To investigate the antiproliferative activity of cinobufacini on human hepatocellular carcinoma HepG2 cells and the possible mechanism of its action.

METHODS

HepG2 cells were treated with different concentrations of cinobufacini. Cell viability was measured by methylthiazolyl tetrazolium (MTT) assay. Cell cycle distribution was analyzed by flow cytometry (FCM). Cytoskeletal and nuclear alterations were observed by fluorescein isothiocyanate-phalloidin and DAPI staining under a laser scanning confocal microscope. Changes in morphology and ultrastructure of cells were detected by atomic force microscopy (AFM) at the nanoscale level.

RESULTS

MTT assay indicated that cinobufacini significantly inhibited the viability of HepG2 cells in a dose-dependent manner. With the concentration of cinobufacini increasing from 0 to 0.10 mg/mL, the cell viability decreased from 74.9% ± 2.7% to 49.41% ± 2.2% and 39.24% ± 2.1% (P < 0.05). FCM analysis demonstrated cell cycle arrest at S phase induced by cinobufacini. The immunofluorescence studies of cytoskeletal and nuclear morphology showed that after cinobufacini treatment, the regular reorganization of actin filaments in HepG2 cells become chaotic, while the nuclei were not damaged seriously.

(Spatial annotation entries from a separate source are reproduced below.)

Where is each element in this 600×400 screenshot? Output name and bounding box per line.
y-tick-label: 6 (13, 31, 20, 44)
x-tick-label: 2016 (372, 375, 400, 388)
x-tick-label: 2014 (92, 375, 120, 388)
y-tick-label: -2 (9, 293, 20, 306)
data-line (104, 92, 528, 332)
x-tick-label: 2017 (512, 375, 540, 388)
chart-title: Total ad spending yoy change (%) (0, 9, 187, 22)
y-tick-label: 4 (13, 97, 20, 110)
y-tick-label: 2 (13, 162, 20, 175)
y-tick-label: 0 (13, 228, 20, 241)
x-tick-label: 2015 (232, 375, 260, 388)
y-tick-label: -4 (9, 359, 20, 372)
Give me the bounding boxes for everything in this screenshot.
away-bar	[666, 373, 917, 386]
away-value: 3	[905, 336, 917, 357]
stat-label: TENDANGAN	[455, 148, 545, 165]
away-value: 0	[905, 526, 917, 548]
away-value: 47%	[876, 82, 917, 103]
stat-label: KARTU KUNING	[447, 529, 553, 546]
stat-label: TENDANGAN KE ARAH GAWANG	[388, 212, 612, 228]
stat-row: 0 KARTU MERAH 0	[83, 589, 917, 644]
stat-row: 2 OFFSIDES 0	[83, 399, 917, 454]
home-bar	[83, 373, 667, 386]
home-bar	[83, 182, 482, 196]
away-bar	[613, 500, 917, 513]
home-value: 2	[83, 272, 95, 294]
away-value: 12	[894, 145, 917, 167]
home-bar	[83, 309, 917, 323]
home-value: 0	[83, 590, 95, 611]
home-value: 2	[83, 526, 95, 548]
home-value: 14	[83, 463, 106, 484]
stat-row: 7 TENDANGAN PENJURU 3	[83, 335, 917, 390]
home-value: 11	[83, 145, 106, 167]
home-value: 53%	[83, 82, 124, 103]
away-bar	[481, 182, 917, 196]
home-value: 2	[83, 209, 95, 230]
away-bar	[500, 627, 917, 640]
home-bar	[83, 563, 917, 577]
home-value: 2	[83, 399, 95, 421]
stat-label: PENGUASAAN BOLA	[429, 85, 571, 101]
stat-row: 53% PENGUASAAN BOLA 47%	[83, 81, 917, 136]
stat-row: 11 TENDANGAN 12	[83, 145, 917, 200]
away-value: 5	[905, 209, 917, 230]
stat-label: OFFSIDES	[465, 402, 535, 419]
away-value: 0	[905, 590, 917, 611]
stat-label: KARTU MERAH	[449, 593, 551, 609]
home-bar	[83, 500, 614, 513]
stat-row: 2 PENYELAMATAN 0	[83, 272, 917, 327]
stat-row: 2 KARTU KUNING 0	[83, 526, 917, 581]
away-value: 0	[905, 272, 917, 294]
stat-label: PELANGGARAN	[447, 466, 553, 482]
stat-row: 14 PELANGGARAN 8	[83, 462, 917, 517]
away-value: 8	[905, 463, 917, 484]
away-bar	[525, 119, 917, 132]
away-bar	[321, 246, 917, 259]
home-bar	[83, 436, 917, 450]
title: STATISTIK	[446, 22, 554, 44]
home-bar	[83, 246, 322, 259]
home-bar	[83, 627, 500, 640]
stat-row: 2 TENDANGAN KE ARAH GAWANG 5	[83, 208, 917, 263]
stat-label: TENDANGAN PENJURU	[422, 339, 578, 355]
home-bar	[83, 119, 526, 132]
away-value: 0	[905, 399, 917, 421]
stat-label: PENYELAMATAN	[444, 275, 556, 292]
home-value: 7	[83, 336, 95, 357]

Additionally, high-resolution AFM imaging revealed that cell morphology and ultrastructure changed a lot after treatment with cinobufacini. It appeared as significant shrinkage and deep pores in the cell membrane, with larger particles and a rougher cell surface.

CONCLUSION

Cinobufacini inhibits the viability of HepG2 cells via cytoskeletal destruction and cell membrane toxicity.

摘要

目的

探讨华蟾素对人肝癌HepG2细胞的增殖抑制活性及其可能的作用机制。

方法

用不同浓度的华蟾素处理HepG2细胞。采用甲基噻唑基四氮唑(MTT)法检测细胞活力。通过流式细胞术(FCM)分析细胞周期分布。在激光扫描共聚焦显微镜下用异硫氰酸荧光素-鬼笔环肽和4',6-二脒基-2-苯基吲哚(DAPI)染色观察细胞骨架和细胞核的变化。用原子力显微镜(AFM)在纳米水平检测细胞形态和超微结构的变化。

结果

MTT法表明,华蟾素以剂量依赖性方式显著抑制HepG2细胞的活力。随着华蟾素浓度从0增加到0.10 mg/mL,细胞活力从74.9%±2.7%降至49.41%±2.2%和39.24%±2.1%(P<0.05)。FCM分析表明,华蟾素诱导细胞周期阻滞于S期。细胞骨架和细胞核形态的免疫荧光研究表明,华蟾素处理后,HepG2细胞中肌动蛋白丝的规则重组变得混乱,而细胞核未受到严重损伤。此外,高分辨率AFM成像显示,华蟾素处理后细胞形态和超微结构发生了很大变化。表现为细胞膜明显收缩和出现深孔,细胞表面有较大颗粒且更粗糙。

结论

华蟾素通过破坏细胞骨架和细胞膜毒性抑制HepG2细胞的活力。